Published On: Tue, Jan 19th, 2021

Barely a handful of Tories vote against Universal Credit cut – despite many claiming it would be ‘devastating’

Just six Conservative MPs joined Labour and opposition MPs to oppose a £20 a week cut to Universal Credit on Monday night – despite much grandstanding from backbenchers beforehand.

The PM is planning to slash the monthly benefits allowance by £85.05 on April 12th, in a move that will hit around six million families. Nearly 40% of those are in work.

On Monday the Government abstained on a motion to keep the £20 a week increase to Universal Credit and Working Tax Credit, refusing to change course.

Despite significant cross-party support for keeping this lifeline in place, 6.2 million families will face a £1,040 a year cut to their incomes in April.

65 Conservatives make up the so-called Northern Research Group, who said on Sunday that scrapping the increase would be “devastating” for families.

Yet just six Tory MPs voted with the opposition to challenge the cut. They include Stephen Crabb, the former Secretary of State for Work and Pensions.

Liverpool Labour MP Ian Byrne told LFF: “I’m struggling to find words for the Tory MPs who failed to support to keep the uplift. We have 14.5 million living in poverty and we have a government in the time of a worldwide pandemic push over 700,000 further into poverty.This cannot go on.”

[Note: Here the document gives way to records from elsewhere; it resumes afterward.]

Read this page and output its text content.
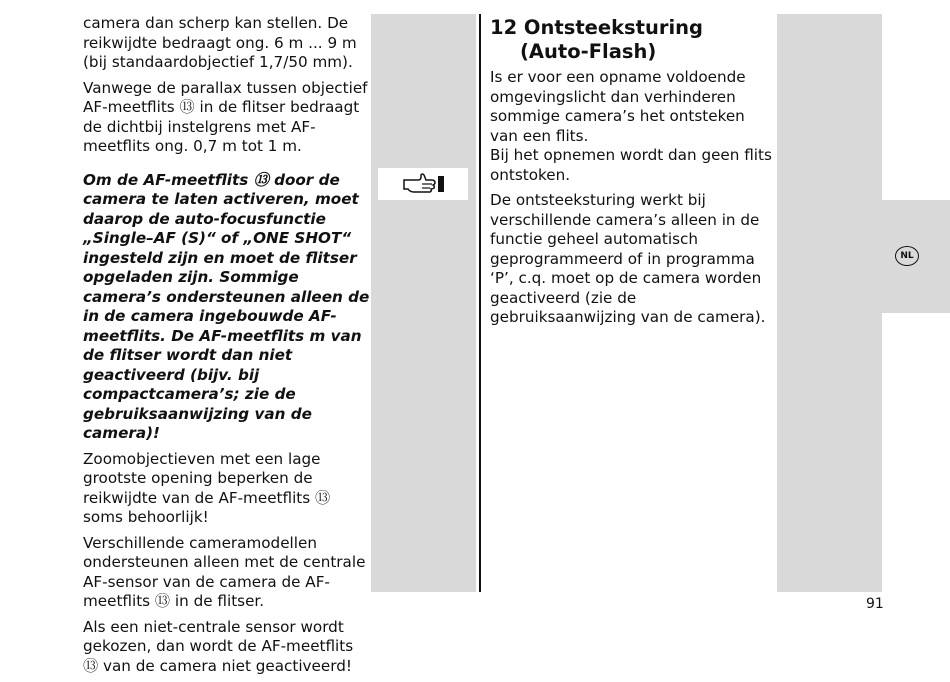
camera dan scherp kan stellen. De reikwijdte bedraagt ong. 6 m ... 9 m (bij standaardobjectief 1,7/50 mm).

Vanwege de parallax tussen objectief AF-meetflits ⑬ in de flitser bedraagt de dichtbij instelgrens met AF-meetflits ong. 0,7 m tot 1 m.

Om de AF-meetflits ⑬ door de camera te laten activeren, moet daarop de auto-focusfunctie „Single–AF (S)“ of „ONE SHOT“ ingesteld zijn en moet de flitser opgeladen zijn. Sommige camera’s ondersteunen alleen de in de camera ingebouwde AF-meetflits. De AF-meetflits m van de flitser wordt dan niet geactiveerd (bijv. bij compactcamera’s; zie de gebruiksaanwijzing van de camera)!

Zoomobjectieven met een lage grootste opening beperken de reikwijdte van de AF-meetflits ⑬ soms behoorlijk!

Verschillende cameramodellen ondersteunen alleen met de centrale AF-sensor van de camera de AF-meetflits ⑬ in de flitser.

Als een niet-centrale sensor wordt gekozen, dan wordt de AF-meetflits ⑬ van de camera niet geactiveerd!

12 Ontsteeksturing
(Auto-Flash)

Is er voor een opname voldoende omgevingslicht dan verhinderen sommige camera’s het ontsteken van een flits.

Bij het opnemen wordt dan geen flits ontstoken.

De ontsteeksturing werkt bij verschillende camera’s alleen in de functie geheel automatisch geprogrammeerd of in programma ‘P’, c.q. moet op de camera worden geactiveerd (zie de gebruiksaanwijzing van de camera).

NL
91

Recent polling from the Health Foundation found that 59% of the public support making this £20 a week UC increase permanent beyond April.

And the Joseph Rowntree Foundation’s latest modelling shows that if this cut goes ahead as planned:

  • 500,000 more people will be pulled into poverty, including 200,000 children.
  • Around 6 in 10 of all single parent families, and 3 in 10 couple parent families are set to be hit by the £1,040 cut to their incomes.
  • Over half of families losing out contain someone who is disabled and a fifth are BAME families, meaning these groups are disproportionately affected.

Tony, who lives in Yorkshire and receives Universal Credit alongside working in a self-employed capacity, said: “When the uplift in Universal Credit was first introduced it was a very welcome relief as we were finally able to clear a couple of household bills which were falling into arrears. It also meant that the impact of the various lockdowns on us mentally were not as damaging as they would have been otherwise.

“The withdrawal of the Universal Credit uplift would be unnecessarily harsh on the most vulnerable in our society.”

Responding to the result of the vote on Labour’s Universal Credit Opposition Day debate, Jonathan Reynolds MP, Labour’s Shadow Work and Pensions Secretary, said: “It is disappointing that the Conservative Government refused to vote with Labour to provide families with certainty and secure our economy. They can still do the right thing and drop their plans to cut Universal Credit.

“Britain is facing the worst recession of any major economy because of the Government’s incompetence and indecision. Families cannot be made to pay the price.”

The Cabinet Minister who is most ‘hardline’ in wanting to end the UC increase brought in during the first wave of the pandemic is Chancellor Rishi Sunak, several Whitehall officials told Politico’s Playbook on Monday. 

While Opposition Day votes are largely symbolic, this was a chance for those Tories who issued press releases slamming the ‘devastating’ cut to put their words into action.

It looks like when push came to shove, they didn’t have the stomach to stand up to the PM. Cabinet Ministers opposed to the cut will soon have to succeed – or take a public stand and leave.

Josiah Mortimer is co-editor of Left Foot Forward.